La maladie grave n’est pas toujours un cas de force majeure

Réservé aux abonnés
Publié le 16 novembre 2019 | modifié le 6 septembre 2025
Par Anne-Charlotte Navarro
Mettre en favori

Le 19   septembre, la troisième chambre civile de la Cour de cassation a affirmé que le vendeur qui n’a pas signé le contrat dans les délais impartis ne peut pas échapper à sa responsabilité en invoquant la maladie qui le frappe.

LES FAITS

Le 5 octobre 2015, M. D. et M. et Mme N. ont signé une promesse de vente pour l’achat d’une maison à usage d’habitation. Les parties devaient signer l’acte authentique au plus tard le 31 mars 2016. M. D., vendeur, ne s’est pas présenté devant le notaire pour signer l’acte authentique, M. et Mme N. l’ont assigné en perfection de la vente et en indemnisation de leur préjudice.

LE DÉBAT

M. D. justifie son absence à la signature de l’acte de vente chez le notaire par la survenue d’une pathologie cardiaque diagnostiquée en janvier 2016, suivie d’une opération en avril. Il considère que cette maladie l’a mis dans l’impossibilité de libérer les lieux et de signer l’acte notarié dans le délai convenu. Il estime par ailleurs que c’est un événement de force majeure. L’article 1218 du Code civil définit la force majeure comme « un événement échappant au contrôle du débiteur, qui ne pouvait être raisonnablement prévu lors de la conclusion du contrat et dont les effets ne peuvent être évités par des mesures appropriées, empêchant l’exécution de son obligation par le débiteur ». Dans ce cas, le Code civil estime que le débiteur de l’obligation n’engage pas sa responsabilité. M. D. n’aurait donc pas à dédommager M. et Mme N.

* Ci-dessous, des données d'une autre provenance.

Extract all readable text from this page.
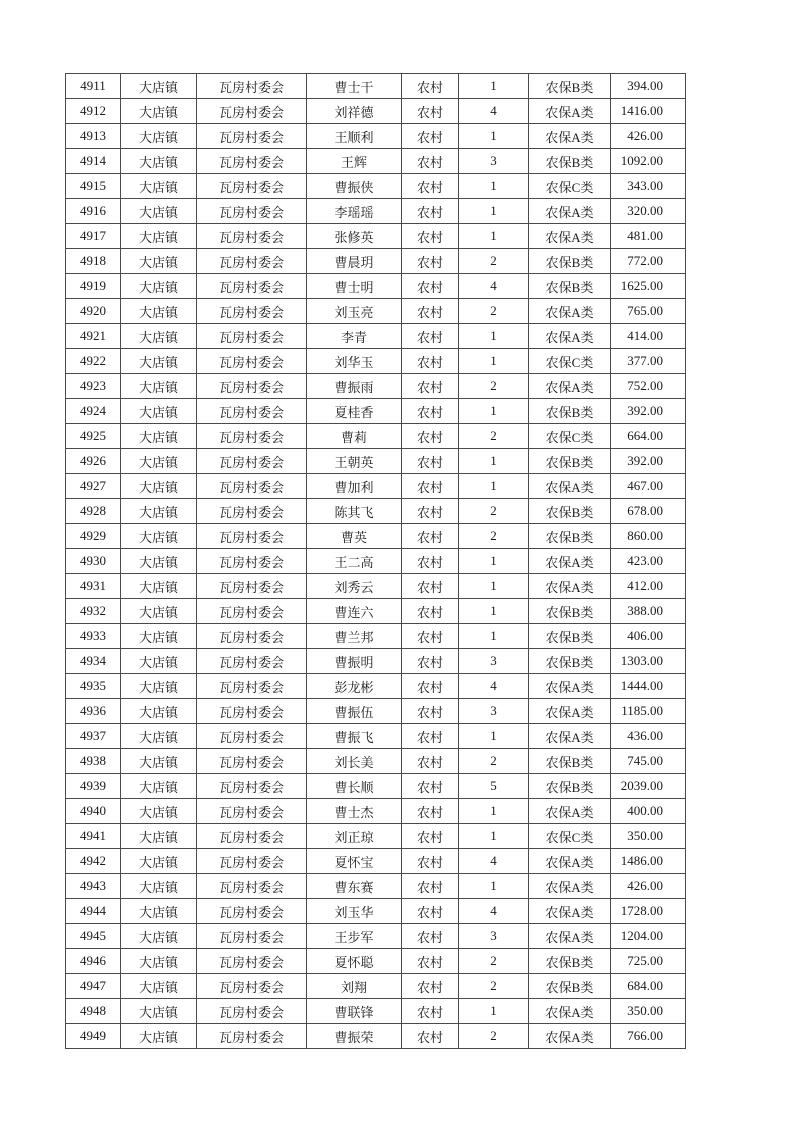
4911	大店镇	瓦房村委会	曹士干	农村	1	农保B类	394.00
4912	大店镇	瓦房村委会	刘祥德	农村	4	农保A类	1416.00
4913	大店镇	瓦房村委会	王顺利	农村	1	农保A类	426.00
4914	大店镇	瓦房村委会	王辉	农村	3	农保B类	1092.00
4915	大店镇	瓦房村委会	曹振侠	农村	1	农保C类	343.00
4916	大店镇	瓦房村委会	李瑶瑶	农村	1	农保A类	320.00
4917	大店镇	瓦房村委会	张修英	农村	1	农保A类	481.00
4918	大店镇	瓦房村委会	曹晨玥	农村	2	农保B类	772.00
4919	大店镇	瓦房村委会	曹士明	农村	4	农保B类	1625.00
4920	大店镇	瓦房村委会	刘玉亮	农村	2	农保A类	765.00
4921	大店镇	瓦房村委会	李青	农村	1	农保A类	414.00
4922	大店镇	瓦房村委会	刘华玉	农村	1	农保C类	377.00
4923	大店镇	瓦房村委会	曹振雨	农村	2	农保A类	752.00
4924	大店镇	瓦房村委会	夏桂香	农村	1	农保B类	392.00
4925	大店镇	瓦房村委会	曹莉	农村	2	农保C类	664.00
4926	大店镇	瓦房村委会	王朝英	农村	1	农保B类	392.00
4927	大店镇	瓦房村委会	曹加利	农村	1	农保A类	467.00
4928	大店镇	瓦房村委会	陈其飞	农村	2	农保B类	678.00
4929	大店镇	瓦房村委会	曹英	农村	2	农保B类	860.00
4930	大店镇	瓦房村委会	王二高	农村	1	农保A类	423.00
4931	大店镇	瓦房村委会	刘秀云	农村	1	农保A类	412.00
4932	大店镇	瓦房村委会	曹连六	农村	1	农保B类	388.00
4933	大店镇	瓦房村委会	曹兰邦	农村	1	农保B类	406.00
4934	大店镇	瓦房村委会	曹振明	农村	3	农保B类	1303.00
4935	大店镇	瓦房村委会	彭龙彬	农村	4	农保A类	1444.00
4936	大店镇	瓦房村委会	曹振伍	农村	3	农保A类	1185.00
4937	大店镇	瓦房村委会	曹振飞	农村	1	农保A类	436.00
4938	大店镇	瓦房村委会	刘长美	农村	2	农保B类	745.00
4939	大店镇	瓦房村委会	曹长顺	农村	5	农保B类	2039.00
4940	大店镇	瓦房村委会	曹士杰	农村	1	农保A类	400.00
4941	大店镇	瓦房村委会	刘正琼	农村	1	农保C类	350.00
4942	大店镇	瓦房村委会	夏怀宝	农村	4	农保A类	1486.00
4943	大店镇	瓦房村委会	曹东赛	农村	1	农保A类	426.00
4944	大店镇	瓦房村委会	刘玉华	农村	4	农保A类	1728.00
4945	大店镇	瓦房村委会	王步军	农村	3	农保A类	1204.00
4946	大店镇	瓦房村委会	夏怀聪	农村	2	农保B类	725.00
4947	大店镇	瓦房村委会	刘翔	农村	2	农保B类	684.00
4948	大店镇	瓦房村委会	曹联锋	农村	1	农保A类	350.00
4949	大店镇	瓦房村委会	曹振荣	农村	2	农保A类	766.00
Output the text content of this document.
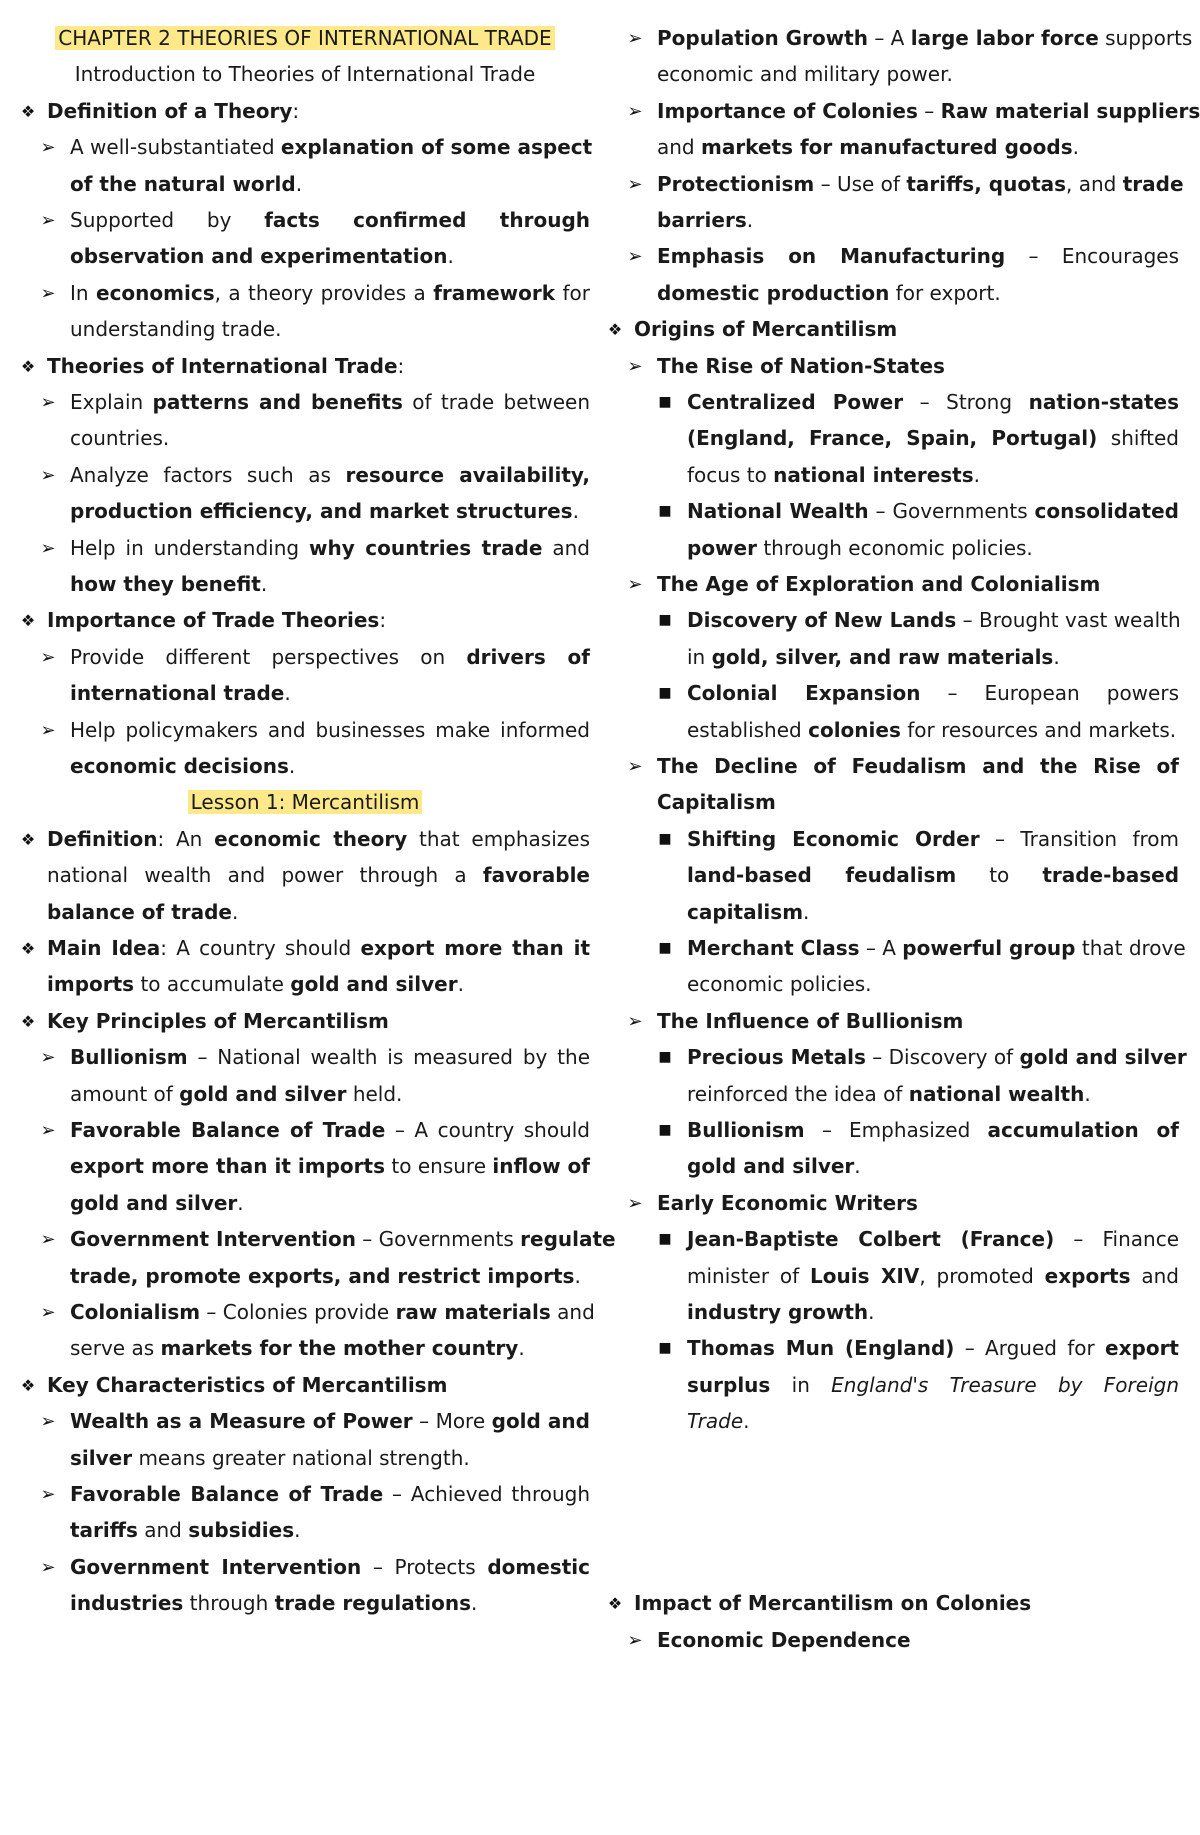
CHAPTER 2 THEORIES OF INTERNATIONAL TRADE
Introduction to Theories of International Trade
❖ Definition of a Theory:
➢ A well-substantiated explanation of some aspect
of the natural world.
➢ Supported by facts confirmed through
observation and experimentation.
➢ In economics, a theory provides a framework for
understanding trade.
❖ Theories of International Trade:
➢ Explain patterns and benefits of trade between
countries.
➢ Analyze factors such as resource availability,
production efficiency, and market structures.
➢ Help in understanding why countries trade and
how they benefit.
❖ Importance of Trade Theories:
➢ Provide different perspectives on drivers of
international trade.
➢ Help policymakers and businesses make informed
economic decisions.
Lesson 1: Mercantilism
❖ Definition: An economic theory that emphasizes
national wealth and power through a favorable
balance of trade.
❖ Main Idea: A country should export more than it
imports to accumulate gold and silver.
❖ Key Principles of Mercantilism
➢ Bullionism – National wealth is measured by the
amount of gold and silver held.
➢ Favorable Balance of Trade – A country should
export more than it imports to ensure inflow of
gold and silver.
➢ Government Intervention – Governments regulate
trade, promote exports, and restrict imports.
➢ Colonialism – Colonies provide raw materials and
serve as markets for the mother country.
❖ Key Characteristics of Mercantilism
➢ Wealth as a Measure of Power – More gold and
silver means greater national strength.
➢ Favorable Balance of Trade – Achieved through
tariffs and subsidies.
➢ Government Intervention – Protects domestic
industries through trade regulations.
➢ Population Growth – A large labor force supports
economic and military power.
➢ Importance of Colonies – Raw material suppliers
and markets for manufactured goods.
➢ Protectionism – Use of tariffs, quotas, and trade
barriers.
➢ Emphasis on Manufacturing – Encourages
domestic production for export.
❖ Origins of Mercantilism
➢ The Rise of Nation-States
■ Centralized Power – Strong nation-states
(England, France, Spain, Portugal) shifted
focus to national interests.
■ National Wealth – Governments consolidated
power through economic policies.
➢ The Age of Exploration and Colonialism
■ Discovery of New Lands – Brought vast wealth
in gold, silver, and raw materials.
■ Colonial Expansion – European powers
established colonies for resources and markets.
➢ The Decline of Feudalism and the Rise of
Capitalism
■ Shifting Economic Order – Transition from
land-based feudalism to trade-based
capitalism.
■ Merchant Class – A powerful group that drove
economic policies.
➢ The Influence of Bullionism
■ Precious Metals – Discovery of gold and silver
reinforced the idea of national wealth.
■ Bullionism – Emphasized accumulation of
gold and silver.
➢ Early Economic Writers
■ Jean-Baptiste Colbert (France) – Finance
minister of Louis XIV, promoted exports and
industry growth.
■ Thomas Mun (England) – Argued for export
surplus in England's Treasure by Foreign
Trade.
❖ Impact of Mercantilism on Colonies
➢ Economic Dependence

A contrario, la cour d’appel d’Aix-en-Provence (Bouches-du-Rhône), le 15 mai 2018, estime que M. D. n’apporte pas les preuves suffisantes permettant aux magistrats de juger que son état de santé présentait un caractère imprévisible ou brutal et qu’il n’avait pas connaissance, lors de la signature du compromis de vente, d’un problème cardiaque. Les magistrats relèvent que le délai entre janvier 2016, mois du diagnostic, et mars, mois prévu pour la signature, aurait dû permettre à M. D. d’organiser son déménagement et de mandater quelqu’un pour signer la réitération de la vente. Ils condamnent M. D. à payer aux époux N. la somme prévue au titre de la clause pénale dans le compromis, soit 10 % du prix de vente. Estimant qu’une erreur de droit a été commise, M. D. saisit la Cour de cassation.

LA DÉCISION

Le 19 septembre, la troisième chambre civile de la Cour de cassation rappelle que les magistrats de la Cour de cassation ne sont pas compétents pour apprécier les faits liés à une affaire. En effet, en France, la compétence de la Cour de cassation se limite à l’interprétation du droit. Les magistrats précisent que la survenance d’une maladie grave n’est pas en soi un cas de force majeure. Elle ne l’est que si elle présente un caractère imprévisible et irrésistible lors de la conclusion du contrat. Il revient au contractant défaillant de prouver que l’événement invoqué répond à ces caractéristiques. Cette solution est applicable lors de l’exécution de contrats commerciaux. 

Publicité

Source : Cass., 3 e civ., 19   septembre 2019, n°   18-18.921

•   Le débiteur d’une obligation peut échapper à son exécution s’il évoque un événement de force majeur.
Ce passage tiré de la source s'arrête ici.